La Mujer Obrera Community Farm

When we arrived at Mujer Obrera for the first time, the gates were locked. We were told to arrive around 10am, but our friend Julian had to be at work soon after, so he dropped us off a bit early at a park down the street. We said our goodbyes and surveyed the beautiful park we were in. We took the extra time to reflect on our time with him, and we read a few passages out of the book he had given us: You Are The World. Good stuff. When it was time, we walked back to the locked gate, only to find it still locked. We called our contact Carolina and found out that the man in charge wouldn’t be there until 1pm that day. A bit of a problem considering our lack of transportation and lack of sunscreen.

Nonetheless, we walked the four and a half miles back to the NASA Service Center where Harvey was getting another hip replacement. Despite the intense heat, it was a fun walk. We were exploring a new city and, while exhausting, had an excitement to it. We made it back uneventfully and got to work on what we could do with our limited means. So after another day spent working on our laptops in the mechanic’s waiting area, we were more than eager to get our hands dirty the next day.

We had Harvey back from the shop with tentative assurances that he was road ready. So we drove him over to the garden around 10:30am the next day, and sure enough, the gates were open. As we walked in, we were greeted by a small group of would-be gardeners, all about our own age, working at re-potting Aloe Vera plants to be sold at a farmers market. We greeted Carolina and introduced ourselves to the rest of the group. They were friendly and welcoming, though it seemed clear they were not used to seeing new faces.

We asked Carolina to put us to work, and at first she seemed stumped. The head honcho was the one to ask about jobs for newbies, and he was otherwise engaged for the moment. So she showed us around the repurposed residential lot. It was much bigger than we would have guessed from the street, and they had a wide variety of crops already growing tall. The sunflowers stand out most in my mind, some of them almost as big as my head, and covered in a healthy drift of bees. Towards the back were also a huge stack of adobe bricks and more that were still drying in the sun. They would soon be used in the construction of an oven. We walked in a large circle and eventually made it back to the shaded bench with the now re-potted aloe plants.
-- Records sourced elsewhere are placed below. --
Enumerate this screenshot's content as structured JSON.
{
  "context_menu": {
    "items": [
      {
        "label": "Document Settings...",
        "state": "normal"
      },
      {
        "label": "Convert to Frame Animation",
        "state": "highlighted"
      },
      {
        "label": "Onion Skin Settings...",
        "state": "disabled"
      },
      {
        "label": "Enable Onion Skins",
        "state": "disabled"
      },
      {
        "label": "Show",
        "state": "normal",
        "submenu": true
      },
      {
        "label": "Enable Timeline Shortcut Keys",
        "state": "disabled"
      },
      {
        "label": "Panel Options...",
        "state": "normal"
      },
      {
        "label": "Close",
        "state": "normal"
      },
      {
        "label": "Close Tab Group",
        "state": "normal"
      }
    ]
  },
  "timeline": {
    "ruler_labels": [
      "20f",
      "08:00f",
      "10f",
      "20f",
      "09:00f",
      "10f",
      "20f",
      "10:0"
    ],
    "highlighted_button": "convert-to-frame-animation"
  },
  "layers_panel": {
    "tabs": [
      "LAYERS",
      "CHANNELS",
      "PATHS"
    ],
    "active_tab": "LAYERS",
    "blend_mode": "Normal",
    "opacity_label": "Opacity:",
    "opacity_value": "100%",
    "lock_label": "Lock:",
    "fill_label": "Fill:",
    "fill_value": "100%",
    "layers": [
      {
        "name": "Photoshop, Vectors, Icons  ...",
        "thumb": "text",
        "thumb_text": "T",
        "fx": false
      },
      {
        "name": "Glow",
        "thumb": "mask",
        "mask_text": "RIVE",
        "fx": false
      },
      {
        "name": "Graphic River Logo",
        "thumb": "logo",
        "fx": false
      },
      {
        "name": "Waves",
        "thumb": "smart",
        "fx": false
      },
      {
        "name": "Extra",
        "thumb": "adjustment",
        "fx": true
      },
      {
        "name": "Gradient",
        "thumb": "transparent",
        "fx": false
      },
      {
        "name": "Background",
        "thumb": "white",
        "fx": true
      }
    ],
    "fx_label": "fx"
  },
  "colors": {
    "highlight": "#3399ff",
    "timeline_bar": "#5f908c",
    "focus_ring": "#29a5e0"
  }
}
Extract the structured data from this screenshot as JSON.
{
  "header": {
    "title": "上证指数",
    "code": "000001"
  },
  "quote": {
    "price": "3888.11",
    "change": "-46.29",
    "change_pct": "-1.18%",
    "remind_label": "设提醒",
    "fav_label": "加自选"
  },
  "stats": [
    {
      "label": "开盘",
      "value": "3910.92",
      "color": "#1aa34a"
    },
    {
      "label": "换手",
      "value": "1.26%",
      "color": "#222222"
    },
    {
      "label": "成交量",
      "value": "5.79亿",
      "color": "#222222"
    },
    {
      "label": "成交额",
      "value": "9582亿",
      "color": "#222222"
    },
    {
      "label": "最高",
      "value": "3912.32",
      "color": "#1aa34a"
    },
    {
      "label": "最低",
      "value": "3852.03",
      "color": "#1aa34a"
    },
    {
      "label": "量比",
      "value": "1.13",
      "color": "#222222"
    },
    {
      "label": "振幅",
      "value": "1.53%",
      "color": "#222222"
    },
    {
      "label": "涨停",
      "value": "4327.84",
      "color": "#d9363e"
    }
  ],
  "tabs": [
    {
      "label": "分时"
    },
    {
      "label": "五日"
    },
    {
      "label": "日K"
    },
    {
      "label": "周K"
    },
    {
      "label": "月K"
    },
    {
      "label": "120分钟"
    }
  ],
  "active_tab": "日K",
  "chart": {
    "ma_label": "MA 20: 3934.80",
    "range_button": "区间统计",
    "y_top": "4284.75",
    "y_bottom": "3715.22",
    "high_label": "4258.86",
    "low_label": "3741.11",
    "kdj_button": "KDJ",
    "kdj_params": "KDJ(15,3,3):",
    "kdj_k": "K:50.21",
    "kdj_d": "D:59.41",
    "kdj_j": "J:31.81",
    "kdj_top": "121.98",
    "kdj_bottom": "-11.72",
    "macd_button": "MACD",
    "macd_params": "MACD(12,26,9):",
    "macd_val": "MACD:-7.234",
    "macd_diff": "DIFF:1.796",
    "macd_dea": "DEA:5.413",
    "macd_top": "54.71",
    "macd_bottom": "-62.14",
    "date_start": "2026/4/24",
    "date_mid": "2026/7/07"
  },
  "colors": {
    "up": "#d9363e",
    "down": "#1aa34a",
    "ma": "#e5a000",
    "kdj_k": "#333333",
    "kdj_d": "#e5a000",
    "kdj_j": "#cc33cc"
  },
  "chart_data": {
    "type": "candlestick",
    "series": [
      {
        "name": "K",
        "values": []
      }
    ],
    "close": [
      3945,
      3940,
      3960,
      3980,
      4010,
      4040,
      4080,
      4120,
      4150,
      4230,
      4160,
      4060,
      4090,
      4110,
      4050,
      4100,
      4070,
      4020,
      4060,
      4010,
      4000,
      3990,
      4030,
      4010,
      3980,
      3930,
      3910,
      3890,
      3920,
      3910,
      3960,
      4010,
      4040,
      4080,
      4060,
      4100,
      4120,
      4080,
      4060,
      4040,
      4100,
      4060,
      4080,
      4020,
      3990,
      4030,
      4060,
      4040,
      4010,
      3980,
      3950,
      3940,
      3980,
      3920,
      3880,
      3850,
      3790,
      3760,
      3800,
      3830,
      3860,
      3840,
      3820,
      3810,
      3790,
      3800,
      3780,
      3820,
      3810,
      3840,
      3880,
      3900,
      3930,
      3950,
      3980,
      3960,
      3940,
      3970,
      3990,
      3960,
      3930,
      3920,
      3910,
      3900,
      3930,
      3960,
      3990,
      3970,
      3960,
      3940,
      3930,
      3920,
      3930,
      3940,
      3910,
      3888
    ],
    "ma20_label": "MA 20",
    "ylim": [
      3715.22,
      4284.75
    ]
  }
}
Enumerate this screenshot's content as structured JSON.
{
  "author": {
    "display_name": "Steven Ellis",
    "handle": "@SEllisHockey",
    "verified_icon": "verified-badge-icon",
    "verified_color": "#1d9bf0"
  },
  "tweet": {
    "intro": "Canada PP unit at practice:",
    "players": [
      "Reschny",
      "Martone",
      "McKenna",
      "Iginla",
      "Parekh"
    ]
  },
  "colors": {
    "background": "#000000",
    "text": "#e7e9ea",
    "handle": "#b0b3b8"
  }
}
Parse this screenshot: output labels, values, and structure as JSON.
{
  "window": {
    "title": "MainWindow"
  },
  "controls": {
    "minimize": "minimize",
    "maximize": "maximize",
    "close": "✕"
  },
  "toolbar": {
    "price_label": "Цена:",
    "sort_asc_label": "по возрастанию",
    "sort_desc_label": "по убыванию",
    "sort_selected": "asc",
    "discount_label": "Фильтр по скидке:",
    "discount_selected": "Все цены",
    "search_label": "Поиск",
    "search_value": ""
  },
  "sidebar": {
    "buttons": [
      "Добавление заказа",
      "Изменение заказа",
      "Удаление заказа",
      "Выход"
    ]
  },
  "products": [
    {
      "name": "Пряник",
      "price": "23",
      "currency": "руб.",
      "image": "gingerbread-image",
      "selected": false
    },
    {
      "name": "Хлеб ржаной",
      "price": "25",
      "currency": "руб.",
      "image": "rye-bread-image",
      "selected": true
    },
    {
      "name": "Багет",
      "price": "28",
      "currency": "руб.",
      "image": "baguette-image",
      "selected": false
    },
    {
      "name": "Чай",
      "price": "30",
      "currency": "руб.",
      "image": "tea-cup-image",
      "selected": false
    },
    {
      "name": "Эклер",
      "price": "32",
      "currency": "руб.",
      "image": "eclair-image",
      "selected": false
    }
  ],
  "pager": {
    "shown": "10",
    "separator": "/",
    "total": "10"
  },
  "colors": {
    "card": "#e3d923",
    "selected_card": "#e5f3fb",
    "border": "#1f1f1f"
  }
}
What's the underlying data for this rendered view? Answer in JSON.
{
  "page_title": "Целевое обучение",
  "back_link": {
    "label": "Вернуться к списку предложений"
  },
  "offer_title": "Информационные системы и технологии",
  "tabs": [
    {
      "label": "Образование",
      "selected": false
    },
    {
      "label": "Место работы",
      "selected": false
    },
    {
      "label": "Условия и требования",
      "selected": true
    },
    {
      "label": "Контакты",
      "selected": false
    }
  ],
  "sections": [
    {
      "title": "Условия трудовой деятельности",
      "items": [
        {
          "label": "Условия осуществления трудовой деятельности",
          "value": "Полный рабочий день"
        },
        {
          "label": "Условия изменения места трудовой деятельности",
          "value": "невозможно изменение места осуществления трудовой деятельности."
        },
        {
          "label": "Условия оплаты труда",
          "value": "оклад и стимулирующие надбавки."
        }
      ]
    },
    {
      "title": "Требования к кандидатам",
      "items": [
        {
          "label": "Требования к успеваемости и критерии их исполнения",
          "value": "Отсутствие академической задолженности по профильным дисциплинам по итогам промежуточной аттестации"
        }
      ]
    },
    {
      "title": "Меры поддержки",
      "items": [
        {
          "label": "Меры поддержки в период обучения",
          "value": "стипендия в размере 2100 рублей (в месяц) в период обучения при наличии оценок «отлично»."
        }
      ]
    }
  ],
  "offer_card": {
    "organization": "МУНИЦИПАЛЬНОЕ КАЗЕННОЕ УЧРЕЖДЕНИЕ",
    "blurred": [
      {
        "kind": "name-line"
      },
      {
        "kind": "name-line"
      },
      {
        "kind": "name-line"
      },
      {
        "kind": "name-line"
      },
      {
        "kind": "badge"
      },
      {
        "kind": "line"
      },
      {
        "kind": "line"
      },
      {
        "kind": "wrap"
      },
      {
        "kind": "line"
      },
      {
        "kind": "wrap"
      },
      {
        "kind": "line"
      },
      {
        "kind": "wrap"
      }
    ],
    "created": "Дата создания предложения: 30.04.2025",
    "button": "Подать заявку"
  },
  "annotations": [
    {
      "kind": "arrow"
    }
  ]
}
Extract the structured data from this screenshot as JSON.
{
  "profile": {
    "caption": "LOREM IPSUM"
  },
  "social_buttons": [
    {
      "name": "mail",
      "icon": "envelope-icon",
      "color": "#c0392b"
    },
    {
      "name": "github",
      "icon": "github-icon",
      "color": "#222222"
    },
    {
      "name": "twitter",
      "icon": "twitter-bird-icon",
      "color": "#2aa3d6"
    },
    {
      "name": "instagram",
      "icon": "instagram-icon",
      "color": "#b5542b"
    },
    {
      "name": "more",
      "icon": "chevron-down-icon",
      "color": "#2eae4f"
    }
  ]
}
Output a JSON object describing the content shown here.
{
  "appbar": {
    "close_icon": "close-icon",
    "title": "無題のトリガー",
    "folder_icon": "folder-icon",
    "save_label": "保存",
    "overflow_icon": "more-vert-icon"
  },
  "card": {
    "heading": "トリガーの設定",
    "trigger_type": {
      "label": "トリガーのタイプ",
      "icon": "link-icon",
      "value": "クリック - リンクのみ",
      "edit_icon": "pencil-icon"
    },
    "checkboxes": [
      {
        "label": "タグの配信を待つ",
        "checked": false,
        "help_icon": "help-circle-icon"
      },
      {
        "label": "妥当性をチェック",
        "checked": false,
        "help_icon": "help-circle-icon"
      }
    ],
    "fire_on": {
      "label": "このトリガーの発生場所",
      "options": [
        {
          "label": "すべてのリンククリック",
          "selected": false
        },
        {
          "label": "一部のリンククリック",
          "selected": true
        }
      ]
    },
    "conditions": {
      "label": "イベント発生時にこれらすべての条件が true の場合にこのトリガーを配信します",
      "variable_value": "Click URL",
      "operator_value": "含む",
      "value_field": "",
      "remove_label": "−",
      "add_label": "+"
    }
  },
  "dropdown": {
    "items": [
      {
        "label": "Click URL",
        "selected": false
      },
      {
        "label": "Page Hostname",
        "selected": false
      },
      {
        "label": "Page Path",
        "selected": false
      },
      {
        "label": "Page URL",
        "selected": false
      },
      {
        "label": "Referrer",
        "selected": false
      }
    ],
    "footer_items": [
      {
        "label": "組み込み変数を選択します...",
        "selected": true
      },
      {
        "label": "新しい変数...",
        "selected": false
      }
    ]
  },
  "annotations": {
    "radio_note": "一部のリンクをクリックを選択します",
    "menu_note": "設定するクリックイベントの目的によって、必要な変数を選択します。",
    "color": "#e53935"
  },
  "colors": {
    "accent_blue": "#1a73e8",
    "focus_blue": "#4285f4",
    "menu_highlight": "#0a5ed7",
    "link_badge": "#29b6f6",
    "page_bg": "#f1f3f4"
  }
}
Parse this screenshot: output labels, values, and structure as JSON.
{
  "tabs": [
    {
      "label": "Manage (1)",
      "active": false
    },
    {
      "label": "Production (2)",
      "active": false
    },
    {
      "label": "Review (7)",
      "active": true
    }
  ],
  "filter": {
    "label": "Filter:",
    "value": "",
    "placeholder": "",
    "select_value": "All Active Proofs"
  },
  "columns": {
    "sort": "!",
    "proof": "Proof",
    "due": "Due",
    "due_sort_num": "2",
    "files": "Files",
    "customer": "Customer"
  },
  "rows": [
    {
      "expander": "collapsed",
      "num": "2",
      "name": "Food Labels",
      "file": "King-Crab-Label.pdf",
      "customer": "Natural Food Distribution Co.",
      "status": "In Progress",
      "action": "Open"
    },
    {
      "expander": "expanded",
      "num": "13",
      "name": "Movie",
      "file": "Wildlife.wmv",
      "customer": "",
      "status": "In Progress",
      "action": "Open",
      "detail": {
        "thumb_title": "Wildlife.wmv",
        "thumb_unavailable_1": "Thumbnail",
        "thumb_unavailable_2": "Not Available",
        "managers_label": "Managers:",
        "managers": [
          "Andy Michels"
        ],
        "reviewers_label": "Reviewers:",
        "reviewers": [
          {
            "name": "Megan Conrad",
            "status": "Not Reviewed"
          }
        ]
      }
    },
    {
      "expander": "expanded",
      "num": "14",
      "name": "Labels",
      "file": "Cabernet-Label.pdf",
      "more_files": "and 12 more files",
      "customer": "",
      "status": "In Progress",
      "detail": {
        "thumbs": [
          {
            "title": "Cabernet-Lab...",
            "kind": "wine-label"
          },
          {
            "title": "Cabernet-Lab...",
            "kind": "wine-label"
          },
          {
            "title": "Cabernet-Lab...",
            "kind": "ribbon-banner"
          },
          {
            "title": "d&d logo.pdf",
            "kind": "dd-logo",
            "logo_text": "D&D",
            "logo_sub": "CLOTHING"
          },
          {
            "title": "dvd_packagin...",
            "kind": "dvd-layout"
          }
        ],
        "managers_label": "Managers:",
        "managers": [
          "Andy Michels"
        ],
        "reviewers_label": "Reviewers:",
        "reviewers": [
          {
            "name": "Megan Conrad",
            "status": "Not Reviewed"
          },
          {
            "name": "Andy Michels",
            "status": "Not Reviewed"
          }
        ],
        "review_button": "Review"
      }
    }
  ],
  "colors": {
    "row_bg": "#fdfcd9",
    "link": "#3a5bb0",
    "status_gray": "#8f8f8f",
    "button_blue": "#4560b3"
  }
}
Carolina put us to work temporarily clearing small clover and morning glory from an irrigation ditch that ran nearly half the length of the lot. The plants may have been small, but they were sprouting up all down the bottom and sides of the ditch, clogging and stealing the water; water that was already dangerously scarce. While Stefan carried out this task, I followed behind him, removing the loosened dirt that was left behind his carnage. But before too long, our host, Guillermo, emerged.

He wore a bandana on his forehead and a wide straw hat, and looked perfectly in place in this garden of toil and growth. He came out with tools and a sense of purpose I envied. Carolina introduced us, and I asked how I could be of use. After some pondering, he set me digging a hole to plant some citronella plants. They would help keep mosquitoes and other pests away from the garden. Most of the dirt I moved was dry and dead, although near the bottom there remained some life. We placed the plant and then filled the hole with a mixture of healthy soil and chicken poop.

With the plants in the ground, the next task was a relaxing one. The Dia de los Muertos festival would begin in November and for the flowers to be ready, they would have to be planted on the first of July. We all sat in chairs in a circle and began to break open dried flower pods. These were leftover from the previous year’s celebration and most were rich with seeds.

Sitting in the shade breaking open the seed pods, we had cooled considerably. The work could have been monotonous, but instead it was peaceful and satisfying. During this time, Guillermo had disappeared into his trailer and in a moment, he returned to us with a bounty of honeydew, strawberries, and papaya, most of which had been grown right here in La Mujer Obrera. He explained to us that papaya is very important in developing countries and is often considered holy. They are incredibly nutritious and fruit year-round. Even the leaves have healing properties and can be used to treat wounds. Eating the sacred fruit we were dirty and we were clean. We felt full and we felt happy.

After we ate and finished the flower seeds, Guillermo informed us that it was time for a blessing to Tlaloc, the Aztec God of Rain and fertility. We could participate if we wanted. The group followed Guillermo over to a small shrine tucked away in some trees. He lit some incense and individually he had us sweep some over our head and into our heart. We each gave a small blessing to the health and growth of the plants and food around us. Then we walked around the farm blessing each plot and the life that was growing there. We once again circled back to the benches and the shrine.

At this point there was little else planned for the day. We decided to go ahead and finish the remaining flower buds and talk. The hottest part of the day was approaching and the party was coming to an end. We thanked Guillermo for everything and promised him we would send love his way as well as more volunteers.

I can’t wait to return to El Paso and see my fellow farmers again.